The following information was reproduced from an email notification provided by Dr. William Wilber, USGS.
"New USGS Study—U.S. Rivers Show Few Signs of Improvement from Historic Nitrate Increases
A recent U.S. Geological Survey (USGS) (http://onlinelibrary.wiley.com/doi/10.1111/1752-1688.12321/full) provides a rare glimpse into how nitrate levels in 22 large rivers across the Nation have changed over the last 65 years.
During 1945 to 1980, nitrate levels in large U.S. rivers increased up to fivefold in intensively managed agricultural areas of the Midwest. In recent decades, nitrate changes have been smaller and levels have remained high in most of the rivers studied.
The greatest increases in river nitrate levels coincided with increased nitrogen inputs from livestock and agricultural fertilizer, which grew rapidly from 1945 to 1980. In some urbanized areas along the East and West coasts during the same period, river nitrate levels doubled.

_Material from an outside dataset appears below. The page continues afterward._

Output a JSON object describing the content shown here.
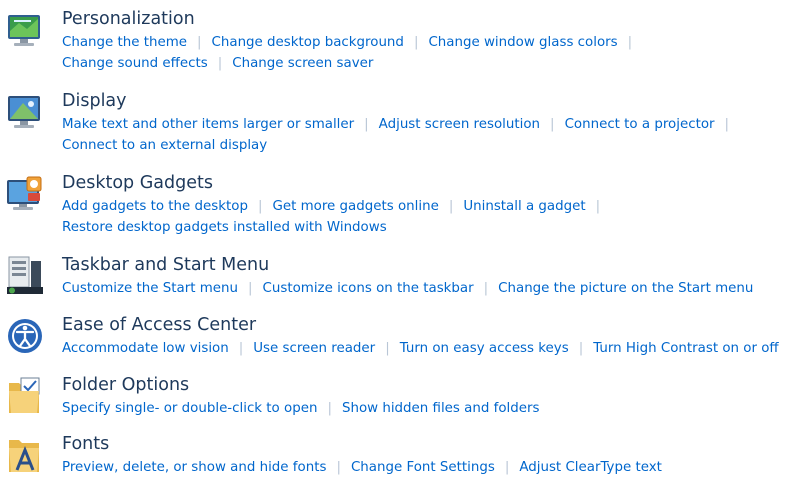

Since 1980, nitrate changes have been smaller as the increase in fertilizer use has slowed in the Midwest and large amounts of farmland have been converted to forest or urban land along the East coast.
The USGS study, reported in the Journal of the American Water Resources Association, includes rivers flowing into the Great Lakes and coastal waters such as Long Island Sound, Delaware River estuary, Chesapeake Bay, San Francisco Bay, and the Gulf of Mexico.